Since February 2020, the Federal Reserve has increased its balance sheet by nearly $3 trillion. From its low in August 2019, it is approaching a doubling, or a 100% increase.
If you go back to 2008, the Fed’s balance sheet is now higher by a factor of almost 8 times. Over a 12-year period, this is incredible. I can’t say that it’s unprecedented for a central bank, but it’s unprecedented for the U.S. central bank.
One thing that was a surprise after 2008 is that consumer price inflation did not run rampant after seeing such a big increase in monetary inflation. I believe there are many contributing factors to this.
One is that the demand for dollars likely increased. Or in other words, the money velocity fell, which meant money was changing hands less frequently. Another major factor is that the U.S. dollar is still the world’s reserve currency.
I believe the biggest factor is that much of the new money went into excess reserves at the banks. A good chunk of the new money was not lent out by banks, thus not producing the multiplier effect from fractional reserve lending.
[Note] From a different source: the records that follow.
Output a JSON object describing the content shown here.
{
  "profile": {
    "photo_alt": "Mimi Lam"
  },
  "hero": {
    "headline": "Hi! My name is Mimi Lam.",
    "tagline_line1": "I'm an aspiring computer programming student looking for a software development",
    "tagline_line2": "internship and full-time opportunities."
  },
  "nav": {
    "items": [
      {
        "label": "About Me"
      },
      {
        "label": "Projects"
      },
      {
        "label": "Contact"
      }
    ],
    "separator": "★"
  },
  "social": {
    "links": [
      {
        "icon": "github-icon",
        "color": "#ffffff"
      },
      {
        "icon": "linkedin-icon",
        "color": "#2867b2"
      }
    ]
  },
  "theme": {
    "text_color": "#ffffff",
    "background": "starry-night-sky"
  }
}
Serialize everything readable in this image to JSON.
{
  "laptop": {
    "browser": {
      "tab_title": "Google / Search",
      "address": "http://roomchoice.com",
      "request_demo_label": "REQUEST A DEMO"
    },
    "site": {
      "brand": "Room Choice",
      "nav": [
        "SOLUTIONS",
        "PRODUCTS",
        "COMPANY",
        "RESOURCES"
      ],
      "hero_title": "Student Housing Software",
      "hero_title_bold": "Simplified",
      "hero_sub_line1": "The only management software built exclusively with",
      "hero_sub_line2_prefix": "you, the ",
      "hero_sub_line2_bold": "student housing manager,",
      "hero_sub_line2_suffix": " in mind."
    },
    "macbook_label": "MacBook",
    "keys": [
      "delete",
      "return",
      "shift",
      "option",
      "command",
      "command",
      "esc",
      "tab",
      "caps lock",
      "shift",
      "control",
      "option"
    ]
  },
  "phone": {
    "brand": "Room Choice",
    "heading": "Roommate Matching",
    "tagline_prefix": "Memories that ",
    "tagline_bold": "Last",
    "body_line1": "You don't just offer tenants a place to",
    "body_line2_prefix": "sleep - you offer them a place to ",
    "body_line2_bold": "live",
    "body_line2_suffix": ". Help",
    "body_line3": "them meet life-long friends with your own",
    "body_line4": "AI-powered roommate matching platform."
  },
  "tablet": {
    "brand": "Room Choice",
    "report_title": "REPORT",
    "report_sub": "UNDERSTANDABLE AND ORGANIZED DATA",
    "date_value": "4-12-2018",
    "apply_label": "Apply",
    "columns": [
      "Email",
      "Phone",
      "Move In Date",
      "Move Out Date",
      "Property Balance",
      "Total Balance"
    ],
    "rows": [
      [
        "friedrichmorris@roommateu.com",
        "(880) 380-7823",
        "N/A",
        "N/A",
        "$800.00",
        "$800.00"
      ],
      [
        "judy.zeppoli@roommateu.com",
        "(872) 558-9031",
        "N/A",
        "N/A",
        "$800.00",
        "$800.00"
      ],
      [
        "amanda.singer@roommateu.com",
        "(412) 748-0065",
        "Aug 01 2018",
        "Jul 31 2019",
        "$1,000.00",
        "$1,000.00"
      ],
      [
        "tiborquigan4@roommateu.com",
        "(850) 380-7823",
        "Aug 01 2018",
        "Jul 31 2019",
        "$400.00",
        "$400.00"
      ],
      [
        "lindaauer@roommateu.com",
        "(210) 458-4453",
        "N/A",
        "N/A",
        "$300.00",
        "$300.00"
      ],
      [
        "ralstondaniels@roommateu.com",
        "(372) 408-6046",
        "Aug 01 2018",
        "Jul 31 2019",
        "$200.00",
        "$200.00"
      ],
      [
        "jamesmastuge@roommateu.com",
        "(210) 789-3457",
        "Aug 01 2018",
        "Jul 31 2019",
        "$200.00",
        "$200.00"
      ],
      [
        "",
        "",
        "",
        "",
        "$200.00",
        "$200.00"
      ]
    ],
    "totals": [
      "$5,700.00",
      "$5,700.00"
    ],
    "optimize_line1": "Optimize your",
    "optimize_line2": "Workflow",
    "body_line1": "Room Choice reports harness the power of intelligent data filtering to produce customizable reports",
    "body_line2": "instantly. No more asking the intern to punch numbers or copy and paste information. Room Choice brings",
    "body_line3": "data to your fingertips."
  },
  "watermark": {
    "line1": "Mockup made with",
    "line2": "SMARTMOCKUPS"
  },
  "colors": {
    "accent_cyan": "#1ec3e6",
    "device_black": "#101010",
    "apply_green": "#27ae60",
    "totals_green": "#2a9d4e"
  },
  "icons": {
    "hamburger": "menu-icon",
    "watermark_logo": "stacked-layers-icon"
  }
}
I will also point out that some would disagree that consumer price inflation has been low. I agree that it may be understated, but I can also assure you that food prices did not go up by 4 or 5 times from 2008 to 2014. Food prices are not 8 times higher today than in 2008. It’s not even close. Food prices are closer to the annual 2% or so price inflation as seen in the CPI.
Now, if you get into health insurance, that’s a different story. But the dramatic increase in health insurance premiums has more to do than just monetary policy.
It is also true that while many consumer goods have seen low price inflation, it is a different story for assets. Housing prices have risen in many areas beyond the rate of inflation as measured by the CPI. And then stocks are perhaps the biggest asset bubble of them all.
A big question now is whether we will see something similar to what was seen after 2008/ 2009. Will asset prices continue to rise? Will the CPI remain relatively tame? And where will all this new money go?
Excess Reserves
I checked the Fed’s graph on excess reserves held by depository institutions. From February 2020 to May 2020, they went from $1.518 trillion to $3.217 trillion. They increased by about $1.7 trillion in three short months. Since then, reserves have fallen back to about $2.8 trillion, which is still an increase of almost $1.3 trillion from February.
The Fed’s chart says it has been discontinued this metric, but it appears up to date. I’m not sure of the reason for this.
One other thing I am not sure about is whether the chart accounts for the change in reserve requirements (or lack of). Back in March, one of the unprecedented moves made by the Fed was the elimination of reserve requirements. Therefore, anything a bank has in reserves now should be included as excess reserves.
So there is no question that bank reserves have once again increased in tandem with the Fed’s balance sheet. But not all of the new money is being held as reserves, which means at least some of it has been lent out. The more that is lent out, the more likely we are to see higher price inflation.
With the monetary inflation that we have already seen, coupled with the Fed’s promises of continued loose money, I will be very surprised if we don’t see higher price inflation than what was seen after 2008/ 2009.
The CPI is already running higher in the midst of a recession. And strangely enough, stocks are hitting all-time highs in the midst of a recession.
We haven’t even begun to see the total wreckage from the lockdowns of 2020. In fact, the lockdowns aren’t even over in most places, and many businesses are never coming back. We are seeing a dramatic increase in federal government spending at the same time that tax collections are likely falling. I’m sure the Fed will continue to finance the majority of the deficit.
The newly created money distributed through government spending is going all over the place. Some of it went to small business owners. Some of it went to people on unemployment. Some of it went out as direct “stimulus” payments. As usual, some of it went to special interests and their lobbyists.
When people were sitting at home not working and collecting a higher salary than before, it is easy to see how they would have spent even more than usual. But the high unemployment checks have already been reduced and will likely keep going down. Reality will start to set in for some people. Reality has already set in for tens of thousands of business owners.
When the wreckage becomes clearer, there will be opposing forces pulling on inflationary pressures. A deep recession will likely lead to people saving more money and spending less. At the same time, the Fed is likely to create even more new money, which should pull price inflation higher.
This is why diversification is so important. It is why it is important to get out of debt, save money, and also protect some of your wealth with hard assets. You don’t know which way this is going to go. Perhaps we will see stagflation like the 1970s. If that’s the worst we get, I will almost be thankful.